Majority Element

Given an array nums of size n, return the majority element.

The majority element is the element that appears more than ⌊n / 2⌋ times. You may assume that the majority element always exists in the array.

O(N^2) Brute force

For every number in array we count its occurrences.
If count is greater than n/2, then we return the number.

O(N)Time with extra space

we Can take a vector or unordered_map to store the frequency of each element.
We traverse the hash map/ vector to find the n/2 frequency.
if we found we return the element.
SC: O(N)
TC:O(N)/O(NlogN) - Yes if we use unordered_map it’s worst case time complexity is O(NlogN), which occurs when all elements are divisible by prime number and result in collision.
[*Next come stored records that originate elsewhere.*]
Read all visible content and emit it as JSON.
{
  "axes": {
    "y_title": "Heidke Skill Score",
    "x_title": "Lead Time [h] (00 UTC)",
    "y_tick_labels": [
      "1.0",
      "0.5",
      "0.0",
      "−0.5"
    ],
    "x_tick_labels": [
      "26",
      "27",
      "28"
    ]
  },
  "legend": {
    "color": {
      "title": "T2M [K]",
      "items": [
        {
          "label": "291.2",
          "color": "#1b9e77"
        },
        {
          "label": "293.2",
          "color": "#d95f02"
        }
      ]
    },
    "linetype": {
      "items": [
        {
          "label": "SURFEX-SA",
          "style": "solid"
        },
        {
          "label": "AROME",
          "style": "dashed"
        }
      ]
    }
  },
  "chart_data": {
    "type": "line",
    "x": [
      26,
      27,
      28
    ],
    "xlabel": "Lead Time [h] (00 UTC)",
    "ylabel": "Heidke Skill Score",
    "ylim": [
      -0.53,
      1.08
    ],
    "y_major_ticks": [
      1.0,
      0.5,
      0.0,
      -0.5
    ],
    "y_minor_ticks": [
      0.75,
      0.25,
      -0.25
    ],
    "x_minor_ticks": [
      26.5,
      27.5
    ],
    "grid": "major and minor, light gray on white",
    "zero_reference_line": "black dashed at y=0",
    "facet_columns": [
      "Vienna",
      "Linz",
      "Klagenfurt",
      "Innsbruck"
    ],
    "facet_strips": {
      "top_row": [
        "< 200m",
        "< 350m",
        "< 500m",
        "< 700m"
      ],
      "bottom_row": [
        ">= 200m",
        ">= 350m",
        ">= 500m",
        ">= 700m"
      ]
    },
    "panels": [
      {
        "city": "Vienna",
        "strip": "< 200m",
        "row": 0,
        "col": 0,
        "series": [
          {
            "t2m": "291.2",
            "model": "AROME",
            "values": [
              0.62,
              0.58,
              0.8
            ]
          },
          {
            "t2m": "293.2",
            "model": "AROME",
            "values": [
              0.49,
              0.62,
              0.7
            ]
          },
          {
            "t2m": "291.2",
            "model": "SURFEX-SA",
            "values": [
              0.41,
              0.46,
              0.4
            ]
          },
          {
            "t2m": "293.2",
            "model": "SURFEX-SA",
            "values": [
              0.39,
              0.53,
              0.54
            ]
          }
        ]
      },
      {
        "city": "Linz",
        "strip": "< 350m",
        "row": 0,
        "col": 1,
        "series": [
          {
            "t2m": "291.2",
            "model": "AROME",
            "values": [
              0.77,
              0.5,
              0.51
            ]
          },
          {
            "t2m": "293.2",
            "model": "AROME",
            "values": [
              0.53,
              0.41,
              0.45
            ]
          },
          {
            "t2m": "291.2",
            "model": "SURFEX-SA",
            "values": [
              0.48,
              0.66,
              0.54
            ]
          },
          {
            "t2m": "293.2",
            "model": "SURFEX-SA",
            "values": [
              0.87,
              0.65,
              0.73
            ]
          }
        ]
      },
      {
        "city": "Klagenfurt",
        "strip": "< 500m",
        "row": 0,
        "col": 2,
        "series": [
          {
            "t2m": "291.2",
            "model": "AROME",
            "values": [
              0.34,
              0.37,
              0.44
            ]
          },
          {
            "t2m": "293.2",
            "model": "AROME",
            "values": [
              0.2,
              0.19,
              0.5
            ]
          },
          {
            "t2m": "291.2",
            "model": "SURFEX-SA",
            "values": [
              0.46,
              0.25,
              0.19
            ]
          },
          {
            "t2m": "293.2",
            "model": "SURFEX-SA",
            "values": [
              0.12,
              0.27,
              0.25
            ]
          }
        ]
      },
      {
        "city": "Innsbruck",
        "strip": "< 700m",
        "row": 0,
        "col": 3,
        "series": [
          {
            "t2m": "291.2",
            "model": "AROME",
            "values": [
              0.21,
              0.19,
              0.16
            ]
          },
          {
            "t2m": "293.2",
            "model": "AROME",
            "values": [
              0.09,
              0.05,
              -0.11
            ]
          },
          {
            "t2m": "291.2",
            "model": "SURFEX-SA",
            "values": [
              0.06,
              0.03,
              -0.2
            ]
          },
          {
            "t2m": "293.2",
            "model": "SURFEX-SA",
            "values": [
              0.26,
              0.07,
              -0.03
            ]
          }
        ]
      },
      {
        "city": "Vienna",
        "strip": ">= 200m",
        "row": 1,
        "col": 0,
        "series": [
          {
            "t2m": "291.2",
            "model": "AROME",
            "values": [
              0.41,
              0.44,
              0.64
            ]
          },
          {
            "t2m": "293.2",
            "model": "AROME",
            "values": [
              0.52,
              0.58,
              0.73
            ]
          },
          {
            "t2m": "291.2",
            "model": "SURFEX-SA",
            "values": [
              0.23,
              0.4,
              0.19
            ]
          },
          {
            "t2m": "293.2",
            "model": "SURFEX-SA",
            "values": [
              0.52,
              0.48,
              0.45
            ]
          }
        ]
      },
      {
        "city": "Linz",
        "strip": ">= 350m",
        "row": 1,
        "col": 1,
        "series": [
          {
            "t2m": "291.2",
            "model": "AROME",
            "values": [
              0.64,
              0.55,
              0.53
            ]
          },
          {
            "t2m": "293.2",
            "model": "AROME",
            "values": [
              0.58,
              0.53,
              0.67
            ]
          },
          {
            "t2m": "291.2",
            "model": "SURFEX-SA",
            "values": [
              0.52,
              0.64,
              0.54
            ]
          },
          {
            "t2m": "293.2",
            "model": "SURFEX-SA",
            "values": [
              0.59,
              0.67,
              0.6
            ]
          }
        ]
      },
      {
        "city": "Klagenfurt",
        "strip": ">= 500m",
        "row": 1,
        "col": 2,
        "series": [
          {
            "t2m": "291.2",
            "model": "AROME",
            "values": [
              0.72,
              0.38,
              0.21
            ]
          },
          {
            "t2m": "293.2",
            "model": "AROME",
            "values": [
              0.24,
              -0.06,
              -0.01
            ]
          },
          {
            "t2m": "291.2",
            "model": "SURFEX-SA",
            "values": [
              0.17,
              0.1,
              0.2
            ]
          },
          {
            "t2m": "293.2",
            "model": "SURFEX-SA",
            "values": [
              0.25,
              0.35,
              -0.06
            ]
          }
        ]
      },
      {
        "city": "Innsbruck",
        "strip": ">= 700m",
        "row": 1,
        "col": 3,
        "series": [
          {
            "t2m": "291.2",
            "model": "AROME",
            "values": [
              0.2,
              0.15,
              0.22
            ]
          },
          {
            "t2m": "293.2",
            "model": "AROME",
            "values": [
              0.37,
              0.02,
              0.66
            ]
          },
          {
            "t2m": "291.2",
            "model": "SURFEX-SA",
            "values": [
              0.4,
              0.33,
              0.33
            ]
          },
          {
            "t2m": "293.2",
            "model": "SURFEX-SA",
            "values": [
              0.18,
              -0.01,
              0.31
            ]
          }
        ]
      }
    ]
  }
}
But if we use frequency vector it’s worst case time complexity is O(N).

Code

class Solution {
public:
    int majorityElement(vector<int>& nums) {
        unordered_map<int,int> mp;
        for(int x: nums) mp[x]++;
        int n = nums.size()/2;
        int ans = 0;
        for(auto x:mp){
            if(x.second>n){
                ans = x.first;
                return ans;
            }
        }
        return ans;
    }
};

Moore’s Voting Algorithm

TC:O(N)
SC:O(1)
We maintain 2 variables count and candidate.
We traverse the array and for every element we do following:
- If count is 0, then we set candidate as current element.
- If current element is same as candidate, then we increment count by 1.
- else we decrement count by 1.
run loop to check the frequency of candidate i strictly greater than N/2 or not.
if no return -1, else return candidate.

class Solution {
public:
    // moore's voting algorithm
    int majorityElement(vector<int>& nums)
    {
        int count = 0;
        int candidate = 0;
        for (int x : nums) {
            if (count == 0) {
                candidate = x;
            }
            // count += (x == candidate) ? 1 : -1;
            if (x == candidate) count++;
            else count--;
        }
        return candidate;
    }
};